An American and a New Zealander, held in China for alleged terrorist activities, had planned to explode a hot air balloon above Tiananmen Square and scatter hundreds of pro-democracy leaflets, an associate said yesterday.
It would have been the highest-profile move in the country's political heart by an opponent of the government since 1999 when 10,000 members of the now-banned Falun Gong spiritual movement besieged the Zhongnanhai leadership compound near Tiananmen at the heart of Beijing in a peaceful protest.
Security men detained Benjamin Lan, 54, a Taiwan-born veteran of the US military, and Sun Gang, 44, a Chinese-born New Zealand businessman, in Beijing on May 12, a few hours before they were to carry out the plan, said Peng Ming, president of the little-known China Federation Party.
The pair and six Chinese nationals also rounded up were members of Peng's staunchly anti-communist party, which has set up a government in exile with the aim of fomenting "revolution" and "overthrowing" the Chinese Communist Party (CCP) who have run China since 1949.
"This regime is evil to the core and will not change on its own," Peng said by telephone from San Francisco.
"It's like a dilapidating house. Renovation is no good. It has to be torn down and rebuilt," said Peng, one of the most radical opponents of Chinese Communist Party rule.
"We're not ruling out the use of force, but it's a last resort," Peng said, adding that underground party members in China include veterans and former CCP members.
Peng said the men could be sentenced to death if convicted.
The group was putting together the hot air balloons brought into China from the US when they were arrested after a Chinese dissident alerted the security apparatus by publicizing their plan on the Internet.
They had planned to explode the balloons by remote control above Tiananmen Square and Beijing's international airport, sending into the air 2,000 leaflets espousing the party's pro-democracy platform.

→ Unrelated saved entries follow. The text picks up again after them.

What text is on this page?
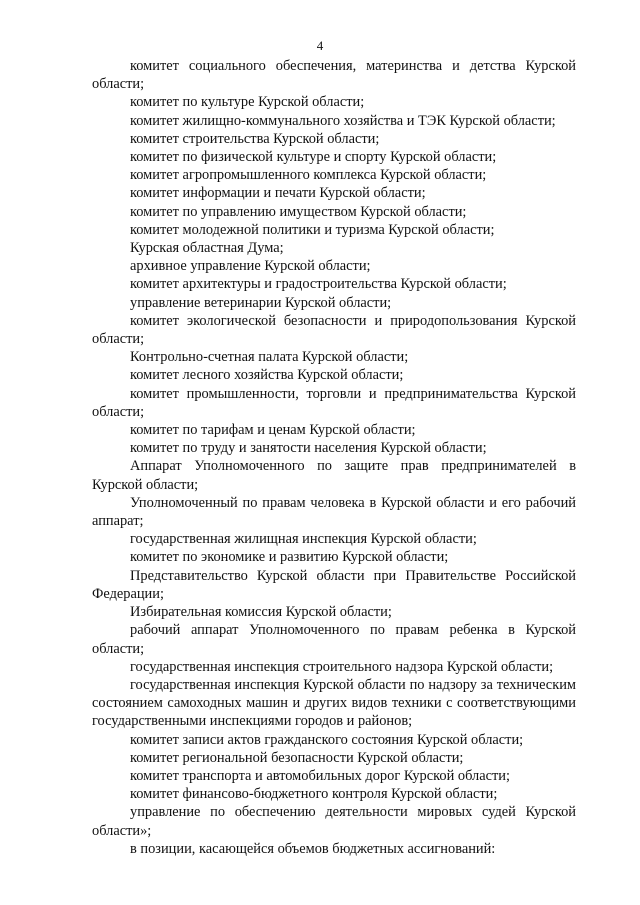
4

комитет социального обеспечения, материнства и детства Курской области;

комитет по культуре Курской области;

комитет жилищно-коммунального хозяйства и ТЭК Курской области;

комитет строительства Курской области;

комитет по физической культуре и спорту Курской области;

комитет агропромышленного комплекса Курской области;

комитет информации и печати Курской области;

комитет по управлению имуществом Курской области;

комитет молодежной политики и туризма Курской области;

Курская областная Дума;

архивное управление Курской области;

комитет архитектуры и градостроительства Курской области;

управление ветеринарии Курской области;

комитет экологической безопасности и природопользования Курской области;

Контрольно-счетная палата Курской области;

комитет лесного хозяйства Курской области;

комитет промышленности, торговли и предпринимательства Курской области;

комитет по тарифам и ценам Курской области;

комитет по труду и занятости населения Курской области;

Аппарат Уполномоченного по защите прав предпринимателей в Курской области;

Уполномоченный по правам человека в Курской области и его рабочий аппарат;

государственная жилищная инспекция Курской области;

комитет по экономике и развитию Курской области;

Представительство Курской области при Правительстве Российской Федерации;

Избирательная комиссия Курской области;

рабочий аппарат Уполномоченного по правам ребенка в Курской области;

государственная инспекция строительного надзора Курской области;

государственная инспекция Курской области по надзору за техническим состоянием самоходных машин и других видов техники с соответствующими государственными инспекциями городов и районов;

комитет записи актов гражданского состояния Курской области;

комитет региональной безопасности Курской области;

комитет транспорта и автомобильных дорог Курской области;

комитет финансово-бюджетного контроля Курской области;

управление по обеспечению деятельности мировых судей Курской области»;

в позиции, касающейся объемов бюджетных ассигнований:
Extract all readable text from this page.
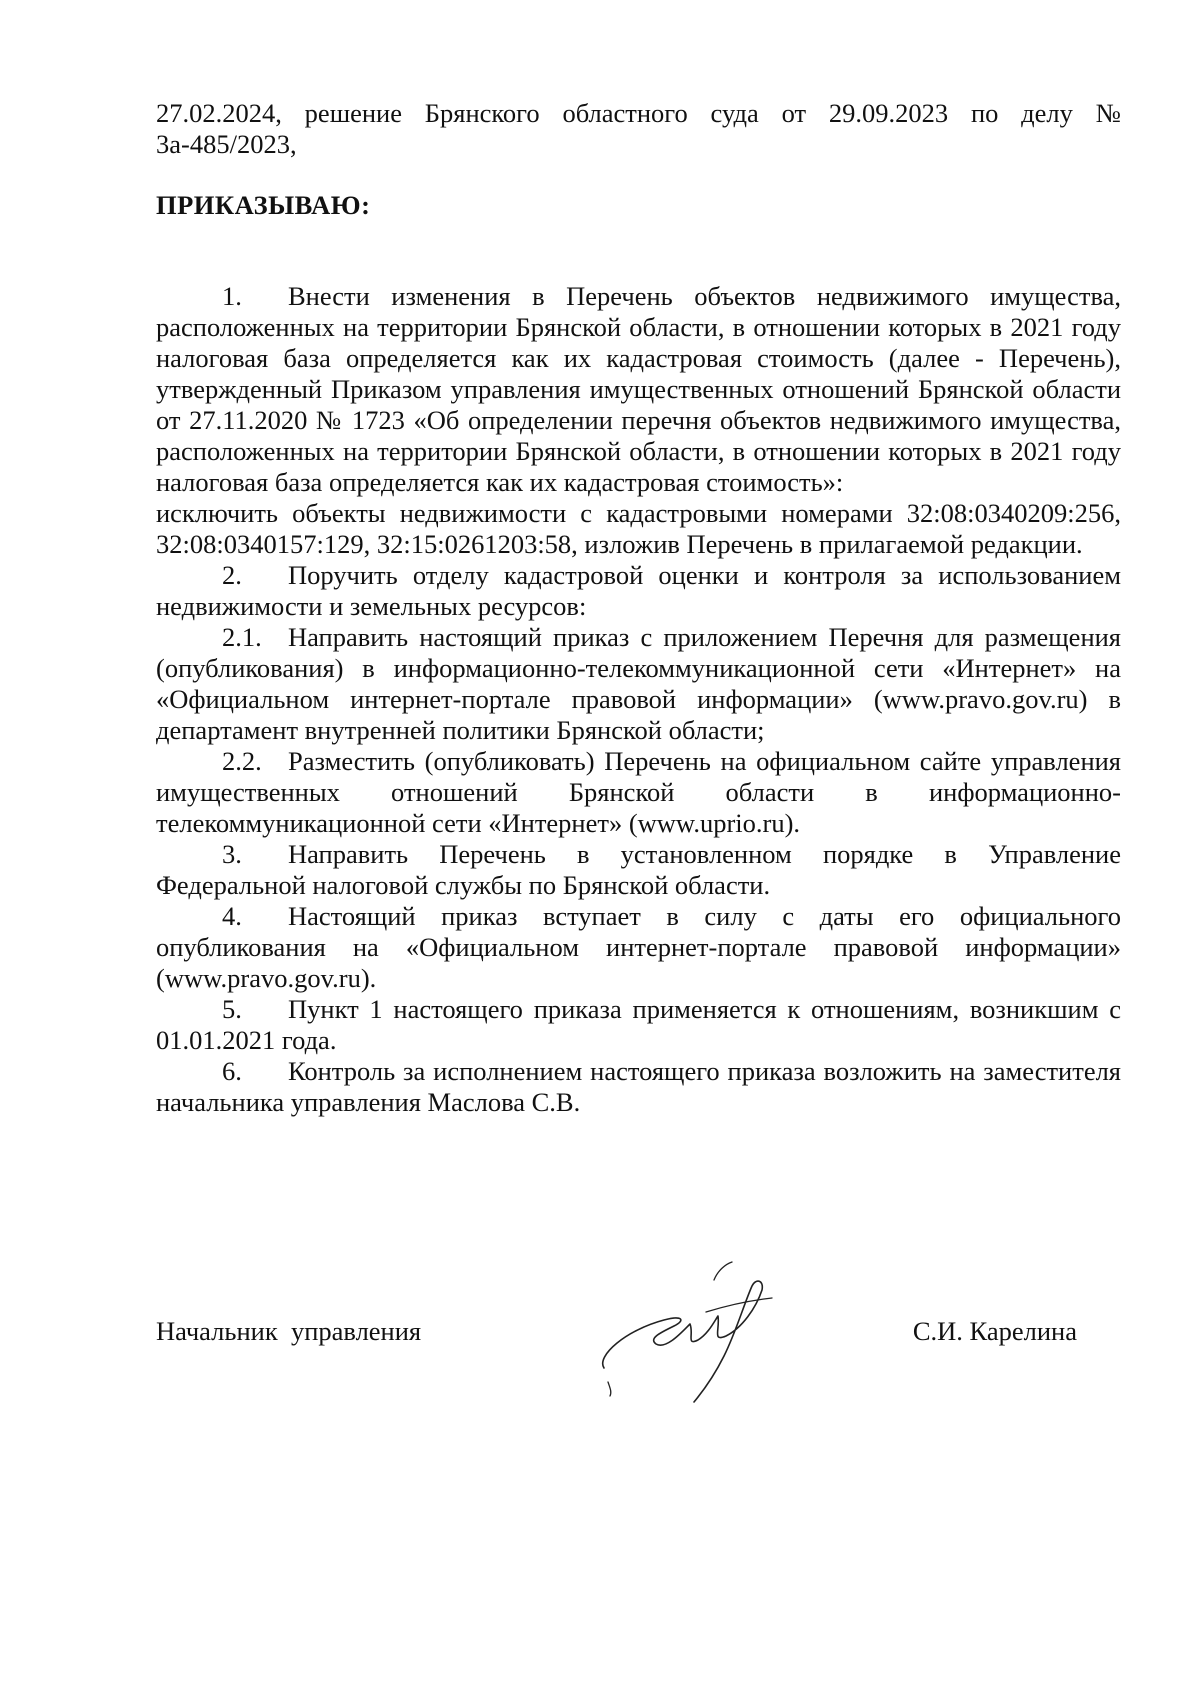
27.02.2024, решение Брянского областного суда от 29.09.2023 по делу № 3а-485/2023,

ПРИКАЗЫВАЮ:

1. Внести изменения в Перечень объектов недвижимого имущества, расположенных на территории Брянской области, в отношении которых в 2021 году налоговая база определяется как их кадастровая стоимость (далее - Перечень), утвержденный Приказом управления имущественных отношений Брянской области от 27.11.2020 № 1723 «Об определении перечня объектов недвижимого имущества, расположенных на территории Брянской области, в отношении которых в 2021 году налоговая база определяется как их кадастровая стоимость»:

исключить объекты недвижимости с кадастровыми номерами 32:08:0340209:256, 32:08:0340157:129, 32:15:0261203:58, изложив Перечень в прилагаемой редакции.

2. Поручить отделу кадастровой оценки и контроля за использованием недвижимости и земельных ресурсов:

2.1. Направить настоящий приказ с приложением Перечня для размещения (опубликования) в информационно-телекоммуникационной сети «Интернет» на «Официальном интернет-портале правовой информации» (www.pravo.gov.ru) в департамент внутренней политики Брянской области;

2.2. Разместить (опубликовать) Перечень на официальном сайте управления имущественных отношений Брянской области в информационно-телекоммуникационной сети «Интернет» (www.uprio.ru).

3. Направить Перечень в установленном порядке в Управление Федеральной налоговой службы по Брянской области.

4. Настоящий приказ вступает в силу с даты его официального опубликования на «Официальном интернет-портале правовой информации» (www.pravo.gov.ru).

5. Пункт 1 настоящего приказа применяется к отношениям, возникшим с 01.01.2021 года.

6. Контроль за исполнением настоящего приказа возложить на заместителя начальника управления Маслова С.В.

Начальник  управления	С.И. Карелина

"It wasn't mission impossible. If the Security Bureau had arrived a few hours later, the balloons would have been up in the air," said Peng, who fled China to Southeast Asia en route to the US in 2001 after 18 months in a labor camp.
"The terrorism accusations may have stemmed from the detonators found in their possession. But the detonators were intended to explode the balloons and not attack people," the 46-year-old activist said.
"How can we be terrorists? We've never attacked civilian targets or harmed civilians. The government's accusations are without basis," said Peng, a former CCP member and manager of a state-owned firm.
A Foreign Ministry spokeswoman said this week Lan and Sun came to China to carry out "violent terrorist activities."
In February, a court in Shenzhen jailed US-based democracy activist Wang Bingzhang for life on errorism and espionage charges -- the first time the terrorism charge had been used to convict a democracy campaigner.
Peng and Wang are shunned by China's exiled pro-democracy movement, which is fragmented but mainly advocates changing the country through peaceful means.